Атмосфера была приподнятая, праздничная. «Аутодафе, — шепнул я Ромке, когда мы проходили друг мимо друга, не задерживаясь, как бы случайно, чтобы никто не видел нас вместе. — Аутодафе…»
И вот оказалось…
— Слушайте меня, слушайте, — говорил Яков громким шепотом, — я вам скажу, что они не успокоятся, пока не уничтожат всех идн. Посадят, выселят — я знаю? — но в Москве никого не останется, в Москве. Кейн идн в Москве не останется — ни одного!
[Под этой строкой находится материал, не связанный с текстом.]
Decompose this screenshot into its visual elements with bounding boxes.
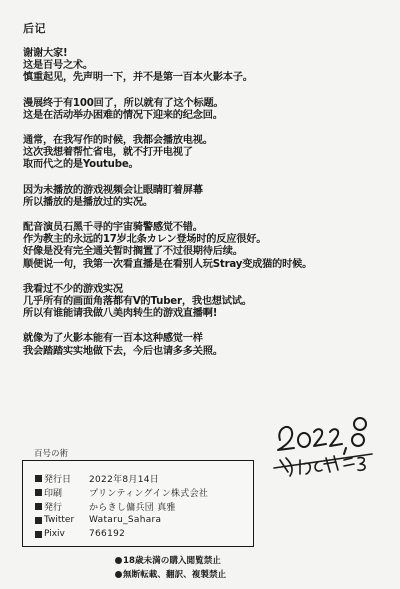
text-line: 就像为了火影本能有一百本这种感觉一样 <box>23 333 383 345</box>
colophon-key: Twitter <box>44 515 74 525</box>
book-title: 百号の術 <box>34 447 68 459</box>
text-line: 所以播放的是播放过的实况。 <box>23 197 383 209</box>
text-line: 好像是没有完全通关暂时搁置了不过很期待后续。 <box>23 246 383 258</box>
text-line: 这是百号之术。 <box>23 60 383 72</box>
square-bullet-icon <box>35 475 42 482</box>
square-bullet-icon <box>35 489 42 496</box>
colophon-value: プリンティングイン株式会社 <box>89 486 208 499</box>
colophon-row-publisher: 発行 からきし傭兵団 真雅 <box>35 499 208 513</box>
afterword-page: 后记 谢谢大家! 这是百号之术。 慎重起见，先声明一下，并不是第一百本火影本子。… <box>0 0 400 589</box>
paragraph: 配音演员石黑千寻的宇宙骑警感觉不错。 作为教主的永远的17岁北条カレン登场时的反… <box>23 222 383 271</box>
circle-bullet-icon <box>115 557 122 564</box>
text-line: 通常，在我写作的时候，我都会播放电视。 <box>23 135 383 147</box>
colophon-key: 発行日 <box>44 472 71 485</box>
square-bullet-icon <box>35 503 42 510</box>
page-title: 后记 <box>23 20 46 36</box>
colophon-box: 発行日 2022年8月14日 印刷 プリンティングイン株式会社 発行 からきし傭… <box>22 460 254 547</box>
text-line: 我看过不少的游戏实况 <box>23 284 383 296</box>
square-bullet-icon <box>35 531 42 538</box>
notices: 18歳未満の購入閲覧禁止 無断転載、翻訳、複製禁止 <box>115 553 226 581</box>
colophon-key: Pixiv <box>44 529 65 539</box>
colophon-row-publish-date: 発行日 2022年8月14日 <box>35 471 208 485</box>
text-line: 这次我想着帮忙省电，就不打开电视了 <box>23 147 383 159</box>
text-line: 慎重起见，先声明一下，并不是第一百本火影本子。 <box>23 72 383 84</box>
colophon-value: 766192 <box>89 529 125 539</box>
paragraph: 谢谢大家! 这是百号之术。 慎重起见，先声明一下，并不是第一百本火影本子。 <box>23 48 383 85</box>
text-line: 取而代之的是Youtube。 <box>23 159 383 171</box>
text-line: 顺便说一句，我第一次看直播是在看别人玩Stray变成猫的时候。 <box>23 259 383 271</box>
colophon-row-twitter: Twitter Wataru_Sahara <box>35 513 208 527</box>
text-line: 我会踏踏实实地做下去，今后也请多多关照。 <box>23 346 383 358</box>
text-line: 几乎所有的画面角落都有V的Tuber，我也想试试。 <box>23 296 383 308</box>
text-line: 因为未播放的游戏视频会让眼睛盯着屏幕 <box>23 185 383 197</box>
text-line: 作为教主的永远的17岁北条カレン登场时的反应很好。 <box>23 234 383 246</box>
colophon-value: Wataru_Sahara <box>89 515 161 525</box>
paragraph: 就像为了火影本能有一百本这种感觉一样 我会踏踏实实地做下去，今后也请多多关照。 <box>23 333 383 357</box>
colophon-value: からきし傭兵団 真雅 <box>89 500 176 513</box>
text-line: 配音演员石黑千寻的宇宙骑警感觉不错。 <box>23 222 383 234</box>
paragraph: 漫展终于有100回了，所以就有了这个标题。 这是在活动举办困难的情况下迎来的纪念… <box>23 98 383 122</box>
notice-no-reproduction: 無断転載、翻訳、複製禁止 <box>115 567 226 581</box>
afterword-body: 谢谢大家! 这是百号之术。 慎重起见，先声明一下，并不是第一百本火影本子。 漫展… <box>23 48 383 371</box>
paragraph: 因为未播放的游戏视频会让眼睛盯着屏幕 所以播放的是播放过的实况。 <box>23 185 383 209</box>
colophon-value: 2022年8月14日 <box>89 472 159 485</box>
text-line: 漫展终于有100回了，所以就有了这个标题。 <box>23 98 383 110</box>
text-line: 所以有谁能请我做八美肉转生的游戏直播啊! <box>23 308 383 320</box>
colophon-key: 発行 <box>44 500 62 513</box>
handwritten-signature <box>272 410 382 485</box>
colophon-key: 印刷 <box>44 486 62 499</box>
colophon-row-printer: 印刷 プリンティングイン株式会社 <box>35 485 208 499</box>
colophon-row-pixiv: Pixiv 766192 <box>35 527 208 541</box>
text-line: 谢谢大家! <box>23 48 383 60</box>
square-bullet-icon <box>35 517 42 524</box>
notice-age-restriction: 18歳未満の購入閲覧禁止 <box>115 553 226 567</box>
text-line: 这是在活动举办困难的情况下迎来的纪念回。 <box>23 110 383 122</box>
paragraph: 通常，在我写作的时候，我都会播放电视。 这次我想着帮忙省电，就不打开电视了 取而… <box>23 135 383 172</box>
circle-bullet-icon <box>115 571 122 578</box>
paragraph: 我看过不少的游戏实况 几乎所有的画面角落都有V的Tuber，我也想试试。 所以有… <box>23 284 383 321</box>
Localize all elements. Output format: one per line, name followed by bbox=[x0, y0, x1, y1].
— Как пить дать! — вторил ему мой дядя. — Конченые мы люди! Из Давыдкова уже выселяют. Говорят, в Биробиджане строят бараки…
— О! Бараки! — поднимал палец Яков. — Что я вам говорил?
— Так нам, жидам, и надо! — вдруг сказал Абрам Петрович. — Так нам и надо!
— Почему вы говорите, почему? — встрепенулся Яков с кривой улыбочкой, ожидая очередной хохмы. Но Абрам Петрович был абсолютно серьезен.
— Эти врачи — возможно, они и не виноваты. Хотя тоже еще надо проверить.
— Там проверят, — ответил ему Яков с неожиданной иронией. — Там проверят, можете не беспокоиться, там хорошо проверяют, лучше не надо…
— …Может быть, врачи и не виноваты. Но сколько было действительно виноватых? Сколько было среди идн контрреволюционеров? Возьмите Троцкого. А Зиновьев? А Якир? Нет, так нам, жидам, и надо, всегда мы лезем в чужие дела! — И он с вызовом посмотрел на Якова.
Но Яков молчал, обдувал губу и водил, и водил ладонью по скатерти — катал и катал свои хлебные крошки…
Яков вернулся в конце февраля, а еще через несколько дней появились в газетах тревожные бюллетени. Помню, я долго не мог привыкнуть к такому значению этого слова и все представлял себе голубой хрустящий листок бумаги, который, посовещавшись, заполняют тушью (всем — чернилами, а ему — тушью) взволнованные врачи: бюллетень — разрешение Сталину не ходить на работу…
…В долгие, тяжкие годы царизма
Жил наш народ в кабале-э-э!
– Прекрасная песня! — говорит Марина.
— Да, хорошая…
Я зашел после школы, давно уже мы с ней не виделись, но сегодня мне вдруг захотелось общения, надо было разрядить возбуждение этого празднично-траурного дня, я должен был с кем-то поговорить — не с мамой, но и не с Ромкой.
Стол, кровать, диван, этажерка — все здесь такое же, как у нас. Только стол квадратный, диван клеенчатый, на этажерке английские книги. Новость: она собралась в иняз и теперь тренирует «органы речи», так что даже по-русски говорит с придыханием и убеждающей интонацией.
— Прекрасная песня! — говорит Марина, усиленно тренируя органы речи. — Как она теперь оказалась кстати, какую теплоту дает и уверенность!